LA VOCE DELLA RUSSIA
Il ministro degli Esteri russo, Sergei Lavrov, ha spiegato che la decisione di sospendere la fornitura era stata presa per “contribuire ai negoziati sul nucleare”. Ma dopo l’intesa preliminare trovata in Svizzera, l’operazione può a suo parere essere conclusa. Non solo. Secondo Reuters la Russia, in vista della cancellazione delle sanzioni, avrebbe già iniziato a fornire all’Iran grano e materiali da costruzione in cambio di petrolio. Solo affari, dunque.
TENSIONI INTERNE
Per gli Stati Uniti si tratta invece dell’ennesimo schiaffo di Putin al presidente americano Barack Obama, che rischia di avere gravi ripercussioni interne. L’accordo con l’Iran non è stato digerito dai Repubblicani, che controllano la maggioranza del Congresso e che hanno minacciato più volte di far saltare l’accordo, anche attraverso atti parlamentari al vaglio in queste ore.
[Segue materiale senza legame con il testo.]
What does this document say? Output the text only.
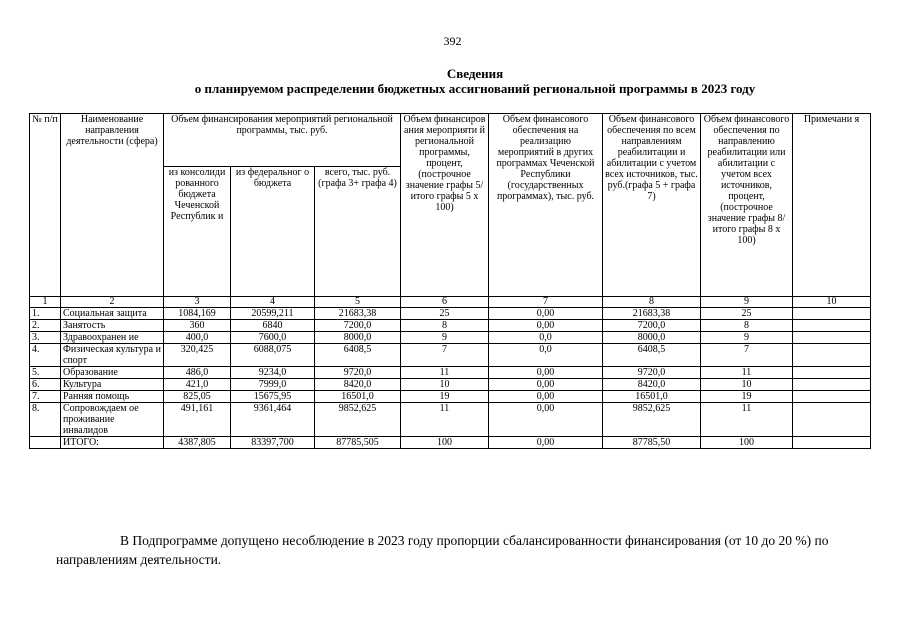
392
Сведения
о планируемом распределении бюджетных ассигнований региональной программы в 2023 году
№ п/п	Наименование направления деятельности (сфера)	Объем финансирования мероприятий региональной программы, тыс. руб.			Объем финансиров ания мероприяти й региональной программы, процент, (построчное значение графы 5/ итого графы 5 х 100)	Объем финансового обеспечения на реализацию мероприятий в других программах Чеченской Республики (государственных программах), тыс. руб.	Объем финансового обеспечения по всем направлениям реабилитации и абилитации с учетом всех источников, тыс. руб.(графа 5 + графа 7)	Объем финансового обеспечения по направлению реабилитации или абилитации с учетом всех источников, процент, (построчное значение графы 8/ итого графы 8 х 100)	Примечани я
		из консолиди рованного бюджета Чеченской Республик и	из федеральног о бюджета	всего, тыс. руб. (графа 3+ графа 4)					
1	2	3	4	5	6	7	8	9	10
1.	Социальная защита	1084,169	20599,211	21683,38	25	0,00	21683,38	25	
2.	Занятость	360	6840	7200,0	8	0,00	7200,0	8	
3.	Здравоохранен ие	400,0	7600,0	8000,0	9	0,0	8000,0	9	
4.	Физическая культура и спорт	320,425	6088,075	6408,5	7	0,0	6408,5	7	
5.	Образование	486,0	9234,0	9720,0	11	0,00	9720,0	11	
6.	Культура	421,0	7999,0	8420,0	10	0,00	8420,0	10	
7.	Ранняя помощь	825,05	15675,95	16501,0	19	0,00	16501,0	19	
8.	Сопровождаем ое проживание инвалидов	491,161	9361,464	9852,625	11	0,00	9852,625	11	
	ИТОГО:	4387,805	83397,700	87785,505	100	0,00	87785,50	100	
В Подпрограмме допущено несоблюдение в 2023 году пропорции сбалансированности финансирования (от 10 до 20 %) по направлениям деятельности.
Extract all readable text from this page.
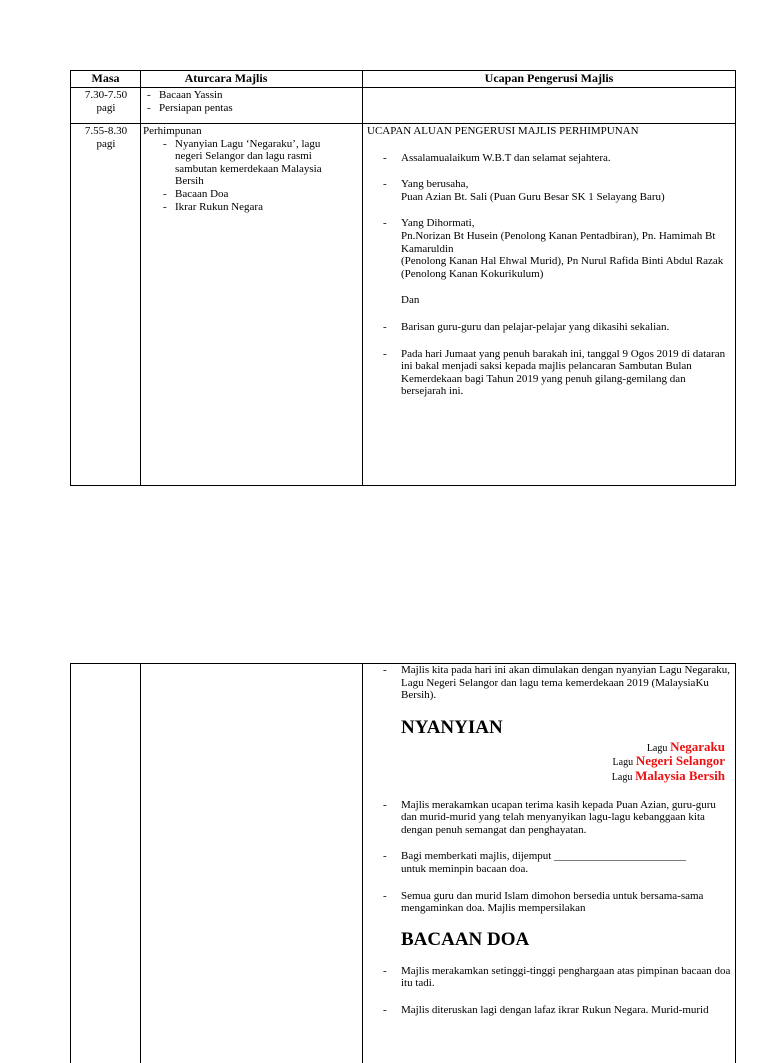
Masa	Aturcara Majlis	Ucapan Pengerusi Majlis
7.30-7.50 pagi
- Bacaan Yassin
- Persiapan pentas
7.55-8.30 pagi
Perhimpunan
- Nyanyian Lagu ‘Negaraku’, lagu negeri Selangor dan lagu rasmi sambutan kemerdekaan Malaysia Bersih
- Bacaan Doa
- Ikrar Rukun Negara
UCAPAN ALUAN PENGERUSI MAJLIS PERHIMPUNAN
- Assalamualaikum W.B.T dan selamat sejahtera.
- Yang berusaha,
Puan Azian Bt. Sali (Puan Guru Besar SK 1 Selayang Baru)
- Yang Dihormati,
Pn.Norizan Bt Husein (Penolong Kanan Pentadbiran), Pn. Hamimah Bt Kamaruldin
(Penolong Kanan Hal Ehwal Murid), Pn Nurul Rafida Binti Abdul Razak (Penolong Kanan Kokurikulum)
Dan
- Barisan guru-guru dan pelajar-pelajar yang dikasihi sekalian.
- Pada hari Jumaat yang penuh barakah ini, tanggal 9 Ogos 2019 di dataran ini bakal menjadi saksi kepada majlis pelancaran Sambutan Bulan Kemerdekaan bagi Tahun 2019 yang penuh gilang-gemilang dan bersejarah ini.
- Majlis kita pada hari ini akan dimulakan dengan nyanyian Lagu Negaraku, Lagu Negeri Selangor dan lagu tema kemerdekaan 2019 (MalaysiaKu Bersih).
NYANYIAN
Lagu Negaraku
Lagu Negeri Selangor
Lagu Malaysia Bersih
- Majlis merakamkan ucapan terima kasih kepada Puan Azian, guru-guru dan murid-murid yang telah menyanyikan lagu-lagu kebanggaan kita dengan penuh semangat dan penghayatan.
- Bagi memberkati majlis, dijemput ________________________
untuk meminpin bacaan doa.
- Semua guru dan murid Islam dimohon bersedia untuk bersama-sama mengaminkan doa. Majlis mempersilakan
BACAAN DOA
- Majlis merakamkan setinggi-tinggi penghargaan atas pimpinan bacaan doa itu tadi.
- Majlis diteruskan lagi dengan lafaz ikrar Rukun Negara. Murid-murid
LE PREOCCUPAZIONI DI ISRAELE E SUNNITI
Ma gli effetti dell’atto del Cremlino travalicano i confini americani. Israele si è sempre detta contraria a un’intesa nucleare con l’Iran a condizioni troppo deboli, proprio a causa della sua presunta inaffidabilità. Per il governo guidato da Benjamin Netanyahu, da poco riconfermato premier, la decisione della Russia non fa quindi che confermare la pericolosità dell’intesa raggiunta a Losanna. Ma un Iran più forte spaventa anche il mondo sunnita, con in testa l’Arabia Saudita. Un esempio è dato dalla situazione in Yemen. Nel Paese impazza la guerra tra i ribelli Houti e l’esercito regolare, che prova a difendere il fuggitivo presidente Abed Rabbo Mansour Hadi e quel che resta delle fragili istituzioni di Sana’a. Il conflitto è esacerbato dallo sfondo confessionale che oppone le parti in guerra nella regione, sciiti – come l’Iran – e sunniti, e che si configura sempre più come un braccio di ferro per il predominio geopolitico nella regione.